Maising  Kirchenweg nach Pöcking

Maising Kirchenweg nach Pöcking Maising Der Kirchenweg zwischen Maising und Pöcking mit der gesperrten Brücke

(Foto: Franz Xaver Fuchs)

Vier Verteidiger des alten Wegerechtes zogen vor Gericht und bekamen Recht. Mit der Urteilsbegründung ließ sich das Gericht jedoch Zeit. Als der Weg in der jüngsten Sitzung des Haupt- und Finanzausschusses aus dem Wegeverzeichnis gestrichen werden sollte, ohne dass das Urteil vorlag, entflammte der Streit erneut. Die Bürger vermuteten, dass der Weg privaten Interessen geopfert werden sollte. Ungewohnt viele Zuhörer hatten mit Spannung die Beschlussfassung zur Zukunft "ihres" Weges erwartet. Mit Blick auf einen Bericht in der SZ sagte Schnitzler: "Wir sollten tatsächlich abwarten und den Punkt von der Tagesordnung nehmen." Die Zuhörer, die ausschließlich wegen dieses Tagesordnungspunktes erschienen waren, reagierten enttäuscht. Und Rudolf Grießer (Grüne) warf Schnitzler "schlechten politischen Stil" vor. Christoph Plathner und Ute Nicolaisen-März (CSU) werteten Schnitzlers Vorstoß dagegen positiv.
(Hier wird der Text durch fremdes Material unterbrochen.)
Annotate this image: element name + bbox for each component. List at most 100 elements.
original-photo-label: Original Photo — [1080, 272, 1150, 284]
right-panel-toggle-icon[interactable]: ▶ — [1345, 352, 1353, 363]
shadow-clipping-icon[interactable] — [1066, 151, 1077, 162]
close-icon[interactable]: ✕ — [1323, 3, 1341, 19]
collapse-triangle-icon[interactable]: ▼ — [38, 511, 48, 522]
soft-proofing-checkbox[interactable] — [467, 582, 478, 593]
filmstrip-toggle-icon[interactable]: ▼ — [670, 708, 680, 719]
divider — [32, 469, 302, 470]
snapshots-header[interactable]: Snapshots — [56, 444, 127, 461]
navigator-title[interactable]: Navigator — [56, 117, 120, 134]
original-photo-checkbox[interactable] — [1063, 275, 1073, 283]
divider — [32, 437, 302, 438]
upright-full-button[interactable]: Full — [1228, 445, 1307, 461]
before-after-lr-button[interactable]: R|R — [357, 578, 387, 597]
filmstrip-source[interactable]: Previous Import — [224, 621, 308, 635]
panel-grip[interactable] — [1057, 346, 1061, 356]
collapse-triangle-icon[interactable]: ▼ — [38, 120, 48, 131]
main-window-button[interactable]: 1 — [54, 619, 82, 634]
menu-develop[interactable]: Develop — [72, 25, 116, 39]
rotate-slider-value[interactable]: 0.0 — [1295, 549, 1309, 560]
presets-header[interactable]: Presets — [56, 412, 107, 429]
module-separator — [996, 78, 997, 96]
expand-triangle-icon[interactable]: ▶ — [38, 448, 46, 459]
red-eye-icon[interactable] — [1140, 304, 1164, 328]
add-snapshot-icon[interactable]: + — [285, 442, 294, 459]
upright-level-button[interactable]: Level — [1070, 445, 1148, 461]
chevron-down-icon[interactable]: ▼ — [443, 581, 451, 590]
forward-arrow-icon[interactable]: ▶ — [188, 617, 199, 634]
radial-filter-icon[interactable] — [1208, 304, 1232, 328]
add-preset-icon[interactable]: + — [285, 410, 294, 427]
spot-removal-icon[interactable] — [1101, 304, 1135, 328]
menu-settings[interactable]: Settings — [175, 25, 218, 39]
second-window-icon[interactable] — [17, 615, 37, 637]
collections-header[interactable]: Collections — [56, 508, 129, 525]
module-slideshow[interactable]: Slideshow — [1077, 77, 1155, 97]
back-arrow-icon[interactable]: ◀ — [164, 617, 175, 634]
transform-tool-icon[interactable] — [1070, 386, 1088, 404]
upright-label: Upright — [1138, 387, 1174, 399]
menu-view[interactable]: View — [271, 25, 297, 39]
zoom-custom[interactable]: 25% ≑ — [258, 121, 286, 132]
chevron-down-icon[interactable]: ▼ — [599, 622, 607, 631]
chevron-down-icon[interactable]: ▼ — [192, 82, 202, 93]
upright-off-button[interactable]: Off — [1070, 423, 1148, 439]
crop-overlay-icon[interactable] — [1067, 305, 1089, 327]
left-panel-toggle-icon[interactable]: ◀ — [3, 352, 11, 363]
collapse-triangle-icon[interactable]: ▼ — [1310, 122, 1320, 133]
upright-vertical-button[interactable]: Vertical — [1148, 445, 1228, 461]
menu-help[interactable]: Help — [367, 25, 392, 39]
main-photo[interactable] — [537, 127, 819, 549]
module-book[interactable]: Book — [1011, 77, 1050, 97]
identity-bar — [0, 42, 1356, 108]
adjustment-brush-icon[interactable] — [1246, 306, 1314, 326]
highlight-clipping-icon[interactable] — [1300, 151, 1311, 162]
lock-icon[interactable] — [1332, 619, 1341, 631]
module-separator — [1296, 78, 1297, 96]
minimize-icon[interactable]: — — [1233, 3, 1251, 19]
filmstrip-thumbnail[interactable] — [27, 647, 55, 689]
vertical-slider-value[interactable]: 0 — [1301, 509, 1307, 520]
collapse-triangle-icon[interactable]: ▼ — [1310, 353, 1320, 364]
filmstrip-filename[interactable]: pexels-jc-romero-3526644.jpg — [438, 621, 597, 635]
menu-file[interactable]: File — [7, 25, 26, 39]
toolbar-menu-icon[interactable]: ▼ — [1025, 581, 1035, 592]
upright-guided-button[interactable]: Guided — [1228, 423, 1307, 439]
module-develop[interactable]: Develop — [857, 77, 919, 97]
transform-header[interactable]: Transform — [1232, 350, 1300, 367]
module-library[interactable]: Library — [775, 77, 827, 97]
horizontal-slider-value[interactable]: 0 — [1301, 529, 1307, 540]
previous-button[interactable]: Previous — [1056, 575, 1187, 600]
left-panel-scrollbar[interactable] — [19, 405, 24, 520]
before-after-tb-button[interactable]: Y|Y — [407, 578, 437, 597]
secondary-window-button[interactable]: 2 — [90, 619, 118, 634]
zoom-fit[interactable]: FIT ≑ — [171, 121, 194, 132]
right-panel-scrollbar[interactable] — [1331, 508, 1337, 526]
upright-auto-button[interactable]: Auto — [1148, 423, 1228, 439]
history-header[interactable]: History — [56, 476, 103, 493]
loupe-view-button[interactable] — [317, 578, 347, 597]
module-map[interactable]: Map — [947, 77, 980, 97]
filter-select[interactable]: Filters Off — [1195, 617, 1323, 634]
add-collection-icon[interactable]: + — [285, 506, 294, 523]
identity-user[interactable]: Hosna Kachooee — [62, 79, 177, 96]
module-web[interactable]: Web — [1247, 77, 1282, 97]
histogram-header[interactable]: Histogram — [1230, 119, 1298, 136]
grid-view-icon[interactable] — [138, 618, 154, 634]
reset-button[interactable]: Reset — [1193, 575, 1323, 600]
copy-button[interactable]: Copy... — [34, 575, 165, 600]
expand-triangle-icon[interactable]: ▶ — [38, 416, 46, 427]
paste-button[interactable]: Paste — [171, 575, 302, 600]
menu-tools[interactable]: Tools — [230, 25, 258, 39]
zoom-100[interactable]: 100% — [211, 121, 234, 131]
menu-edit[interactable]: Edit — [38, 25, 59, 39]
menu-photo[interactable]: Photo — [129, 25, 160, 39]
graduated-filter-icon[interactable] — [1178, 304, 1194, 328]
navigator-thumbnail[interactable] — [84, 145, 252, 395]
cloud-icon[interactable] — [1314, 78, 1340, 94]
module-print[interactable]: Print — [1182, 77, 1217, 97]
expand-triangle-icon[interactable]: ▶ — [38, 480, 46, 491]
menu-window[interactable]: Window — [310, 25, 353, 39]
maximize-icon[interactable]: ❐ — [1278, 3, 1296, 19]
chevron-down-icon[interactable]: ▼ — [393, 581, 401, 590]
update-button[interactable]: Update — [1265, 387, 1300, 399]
Das Gremium befürwortete Schnitzlers Vorschlag einstimmig, die Zuhörer verließen damals teils unter Protest den Saal.

Nach der Urteilsbegründung hofft Plathner nun auf ein Ende des Streits: "Es wäre schön, wenn der leidige Streit um den Kirchenweg nun mit diesem grundlegenden Urteil ad acta gelegt würde." Zwar habe das Gericht eingeräumt, dass "der Weg zwar eine geringe, aber nicht zu vernachlässigende Verkehrsbedeutung", hat. Doch die Argumente für die Sperrung der Brücke seien nun gerichtlich widerlegt worden, so Plathner. Auch dem Argument der Gemeinde, wonach der Weg im Laufe der Jahre verlegt worden sei und in seiner heutigen Führung keine Widmung bestehe, erteilte das Gericht eine Absage: Es sei ein öffentlicher Weg, so dass es weder auf die Eigentumsverhältnisse noch auf die straßenrechtliche Widmung ankomme. Die Gemeinde hat bis zum 17. Dezember Zeit, das Urteil anzufechten.